El 26 de julio, el padre Zoltán Pálfai impartió una catequesis a los participantes de la PYM2024. Su charla se centró en el Espíritu Santo, el «Dios olvidado». Centró su charla en tres cosas: primero buscó una respuesta a la pregunta de qué significa que el Espíritu Santo sea un dador de vida, después dio una visión del misterio del Espíritu Santo y la comunión y, por último, habló del Espíritu que reza en nosotros. Tras la presentación, los jóvenes debatieron lo que habían oído en pequeños grupos y, a continuación, cada grupo creó un arca que representaba a la Iglesia. Por la tarde, volvieron a participar en talleres y concluyeron la jornada con una adoración conjunta al Santísimo Sacramento.

El último día completo de la PYM2024, los participantes realizaron una breve visita a Budapest. Tras un crucero por el Danubio, el padre provincial, Viktor Zsódi, y los escolapios presentes celebraron la misa en la capilla escolapia. En su homilía, hizo un llamamiento a la paciencia, una de cuyas claves para practicarla es no hablar de los problemas sino de las circunstancias. En el contexto de la Santa Misa, un junior escolapio Hujbert Menyhért asumió el ministerio de los niños pobres. Por la tarde, visitaron el Parlamento y comenzó la fiesta cristiana de clausura.

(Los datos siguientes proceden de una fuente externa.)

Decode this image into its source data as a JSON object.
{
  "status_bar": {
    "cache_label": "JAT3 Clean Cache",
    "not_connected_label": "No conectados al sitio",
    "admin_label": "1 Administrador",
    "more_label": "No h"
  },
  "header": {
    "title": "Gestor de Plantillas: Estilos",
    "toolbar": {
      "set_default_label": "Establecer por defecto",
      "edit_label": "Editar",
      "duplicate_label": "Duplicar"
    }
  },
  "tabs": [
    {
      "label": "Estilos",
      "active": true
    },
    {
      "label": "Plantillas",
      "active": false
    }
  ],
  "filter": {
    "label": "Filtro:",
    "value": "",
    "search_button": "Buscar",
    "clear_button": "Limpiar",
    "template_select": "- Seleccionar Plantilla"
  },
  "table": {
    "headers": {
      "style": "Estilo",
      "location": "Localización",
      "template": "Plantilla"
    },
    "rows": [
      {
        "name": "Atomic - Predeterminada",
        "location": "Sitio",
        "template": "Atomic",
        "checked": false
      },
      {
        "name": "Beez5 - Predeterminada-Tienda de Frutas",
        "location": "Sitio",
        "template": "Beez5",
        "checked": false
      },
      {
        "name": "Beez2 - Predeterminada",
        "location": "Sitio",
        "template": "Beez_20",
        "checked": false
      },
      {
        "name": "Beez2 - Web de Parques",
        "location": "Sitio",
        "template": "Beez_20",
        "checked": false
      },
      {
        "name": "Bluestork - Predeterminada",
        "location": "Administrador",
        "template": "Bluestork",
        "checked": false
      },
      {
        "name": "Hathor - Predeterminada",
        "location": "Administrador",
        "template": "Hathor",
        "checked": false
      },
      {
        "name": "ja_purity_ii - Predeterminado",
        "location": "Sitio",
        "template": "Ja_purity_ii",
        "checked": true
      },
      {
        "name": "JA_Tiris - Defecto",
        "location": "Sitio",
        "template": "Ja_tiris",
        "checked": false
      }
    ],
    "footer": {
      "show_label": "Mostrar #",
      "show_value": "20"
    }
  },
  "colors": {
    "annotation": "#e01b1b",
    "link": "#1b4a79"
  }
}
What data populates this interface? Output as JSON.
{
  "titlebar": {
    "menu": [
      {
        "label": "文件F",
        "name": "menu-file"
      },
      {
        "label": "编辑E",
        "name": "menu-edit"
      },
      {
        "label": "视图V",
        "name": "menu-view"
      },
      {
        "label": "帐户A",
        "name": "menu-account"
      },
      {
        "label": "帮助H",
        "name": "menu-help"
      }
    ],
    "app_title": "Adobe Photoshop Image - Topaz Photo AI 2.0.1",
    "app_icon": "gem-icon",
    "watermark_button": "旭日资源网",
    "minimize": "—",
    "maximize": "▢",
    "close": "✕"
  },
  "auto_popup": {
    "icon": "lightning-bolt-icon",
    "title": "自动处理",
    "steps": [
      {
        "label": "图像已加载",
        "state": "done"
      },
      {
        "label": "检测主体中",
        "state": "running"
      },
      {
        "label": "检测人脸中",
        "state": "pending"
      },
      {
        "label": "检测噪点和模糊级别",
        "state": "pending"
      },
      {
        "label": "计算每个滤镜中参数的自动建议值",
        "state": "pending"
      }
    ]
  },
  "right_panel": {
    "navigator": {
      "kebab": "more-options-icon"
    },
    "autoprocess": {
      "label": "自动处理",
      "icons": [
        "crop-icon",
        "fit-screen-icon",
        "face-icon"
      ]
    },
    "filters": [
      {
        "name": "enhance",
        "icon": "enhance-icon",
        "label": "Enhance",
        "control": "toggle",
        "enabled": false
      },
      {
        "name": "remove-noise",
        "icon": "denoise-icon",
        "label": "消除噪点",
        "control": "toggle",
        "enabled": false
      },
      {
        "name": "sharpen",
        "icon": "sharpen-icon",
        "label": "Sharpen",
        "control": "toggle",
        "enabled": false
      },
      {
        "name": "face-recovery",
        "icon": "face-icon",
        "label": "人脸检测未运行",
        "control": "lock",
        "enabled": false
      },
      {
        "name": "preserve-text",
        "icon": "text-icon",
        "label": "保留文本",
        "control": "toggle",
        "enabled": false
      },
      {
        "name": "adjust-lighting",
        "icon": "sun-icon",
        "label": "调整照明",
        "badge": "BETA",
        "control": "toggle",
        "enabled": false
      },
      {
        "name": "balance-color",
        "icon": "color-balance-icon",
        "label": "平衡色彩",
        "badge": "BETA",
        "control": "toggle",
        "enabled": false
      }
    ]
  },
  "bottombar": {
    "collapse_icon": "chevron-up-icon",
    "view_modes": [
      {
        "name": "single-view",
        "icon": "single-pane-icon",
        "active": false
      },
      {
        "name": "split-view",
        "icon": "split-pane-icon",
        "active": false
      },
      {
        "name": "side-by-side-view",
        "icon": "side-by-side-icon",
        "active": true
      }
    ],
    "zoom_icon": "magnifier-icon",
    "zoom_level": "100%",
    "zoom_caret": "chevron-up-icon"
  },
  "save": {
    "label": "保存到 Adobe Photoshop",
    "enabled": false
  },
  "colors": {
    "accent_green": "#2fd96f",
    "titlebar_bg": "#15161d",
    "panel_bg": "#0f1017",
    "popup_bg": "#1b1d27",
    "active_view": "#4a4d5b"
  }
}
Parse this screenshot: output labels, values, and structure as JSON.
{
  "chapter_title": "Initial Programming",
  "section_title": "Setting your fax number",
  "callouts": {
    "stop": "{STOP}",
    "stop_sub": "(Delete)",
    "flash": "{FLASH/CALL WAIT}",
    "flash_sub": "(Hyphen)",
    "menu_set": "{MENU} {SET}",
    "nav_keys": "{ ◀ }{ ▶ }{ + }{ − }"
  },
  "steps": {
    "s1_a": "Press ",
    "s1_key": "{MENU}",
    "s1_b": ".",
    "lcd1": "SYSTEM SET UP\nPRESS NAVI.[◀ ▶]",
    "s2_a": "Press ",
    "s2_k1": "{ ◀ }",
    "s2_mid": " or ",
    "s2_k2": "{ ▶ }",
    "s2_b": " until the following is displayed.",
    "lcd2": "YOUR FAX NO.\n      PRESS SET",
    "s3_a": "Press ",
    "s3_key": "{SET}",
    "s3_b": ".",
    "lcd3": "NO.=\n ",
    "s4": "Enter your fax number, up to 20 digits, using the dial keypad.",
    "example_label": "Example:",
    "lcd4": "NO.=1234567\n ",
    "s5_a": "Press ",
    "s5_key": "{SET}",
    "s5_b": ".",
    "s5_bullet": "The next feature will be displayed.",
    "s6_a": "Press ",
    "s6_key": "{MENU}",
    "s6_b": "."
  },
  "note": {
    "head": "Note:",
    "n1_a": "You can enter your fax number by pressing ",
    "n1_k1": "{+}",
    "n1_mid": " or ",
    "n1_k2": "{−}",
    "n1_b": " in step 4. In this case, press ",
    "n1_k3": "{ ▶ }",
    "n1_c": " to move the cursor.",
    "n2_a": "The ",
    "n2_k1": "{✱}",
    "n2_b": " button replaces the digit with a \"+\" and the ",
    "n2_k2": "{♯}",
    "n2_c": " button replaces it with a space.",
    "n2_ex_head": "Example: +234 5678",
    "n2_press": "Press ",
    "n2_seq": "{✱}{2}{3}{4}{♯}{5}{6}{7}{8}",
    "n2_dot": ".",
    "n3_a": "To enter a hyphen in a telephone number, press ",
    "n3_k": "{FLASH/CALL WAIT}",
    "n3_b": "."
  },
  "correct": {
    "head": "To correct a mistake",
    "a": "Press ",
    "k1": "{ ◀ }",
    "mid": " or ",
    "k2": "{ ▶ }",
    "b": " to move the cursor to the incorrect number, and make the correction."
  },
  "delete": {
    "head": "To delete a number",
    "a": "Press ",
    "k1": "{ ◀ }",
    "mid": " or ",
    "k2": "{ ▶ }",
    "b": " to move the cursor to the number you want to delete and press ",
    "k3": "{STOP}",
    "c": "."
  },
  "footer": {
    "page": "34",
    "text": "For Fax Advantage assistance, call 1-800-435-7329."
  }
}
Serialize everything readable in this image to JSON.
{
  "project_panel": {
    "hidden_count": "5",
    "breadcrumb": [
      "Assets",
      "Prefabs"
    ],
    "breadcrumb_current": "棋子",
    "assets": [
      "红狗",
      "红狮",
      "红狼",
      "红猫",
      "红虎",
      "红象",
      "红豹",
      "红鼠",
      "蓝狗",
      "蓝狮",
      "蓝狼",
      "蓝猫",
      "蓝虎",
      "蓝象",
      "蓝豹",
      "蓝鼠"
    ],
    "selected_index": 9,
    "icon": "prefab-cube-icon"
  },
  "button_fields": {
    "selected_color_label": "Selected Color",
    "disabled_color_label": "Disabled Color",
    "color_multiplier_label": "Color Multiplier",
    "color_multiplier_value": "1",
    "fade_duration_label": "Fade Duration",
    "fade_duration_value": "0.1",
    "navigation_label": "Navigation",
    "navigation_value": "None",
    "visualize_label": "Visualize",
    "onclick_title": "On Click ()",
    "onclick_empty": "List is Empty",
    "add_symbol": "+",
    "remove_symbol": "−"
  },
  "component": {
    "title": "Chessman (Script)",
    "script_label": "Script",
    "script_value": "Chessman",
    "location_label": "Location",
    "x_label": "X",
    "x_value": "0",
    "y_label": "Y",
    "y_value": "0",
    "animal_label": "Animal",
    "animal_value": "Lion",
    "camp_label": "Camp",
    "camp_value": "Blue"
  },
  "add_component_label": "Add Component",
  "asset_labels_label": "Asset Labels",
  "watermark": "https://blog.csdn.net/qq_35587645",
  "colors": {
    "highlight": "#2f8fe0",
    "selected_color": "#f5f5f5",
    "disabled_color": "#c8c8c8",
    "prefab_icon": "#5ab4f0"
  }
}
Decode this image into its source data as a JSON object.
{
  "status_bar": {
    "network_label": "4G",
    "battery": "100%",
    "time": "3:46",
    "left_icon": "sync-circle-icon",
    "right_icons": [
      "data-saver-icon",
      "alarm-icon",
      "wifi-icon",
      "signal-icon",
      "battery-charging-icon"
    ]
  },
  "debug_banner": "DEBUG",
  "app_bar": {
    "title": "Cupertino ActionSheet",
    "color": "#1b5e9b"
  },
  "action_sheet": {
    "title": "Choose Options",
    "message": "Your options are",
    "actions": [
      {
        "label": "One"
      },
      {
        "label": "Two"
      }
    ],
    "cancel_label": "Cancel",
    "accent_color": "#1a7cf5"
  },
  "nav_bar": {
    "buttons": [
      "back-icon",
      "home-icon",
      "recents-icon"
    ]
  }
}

El 28 de julio, la PYM2024 finalizó con una misa solemne. Durante la misma, el P. Carles Gil i Saguer se despidió de los jóvenes con tres preguntas para contemplar: ¿Qué han encontrado? ¿qué han descubierto durante esta semana? Si abren sus corazones, ¿qué nombres encontrarán en su interior? Y, por último: «¿Puedo ser la mano de Dios para dar más vida?». Unos 210 jóvenes y profesores acompañantes, así como más de 20 escolapios de seis provincias – Austria, Betania en España, Cataluña, Polonia, Rumanía y Hungría – participaron en el encuentro de una semana de duración.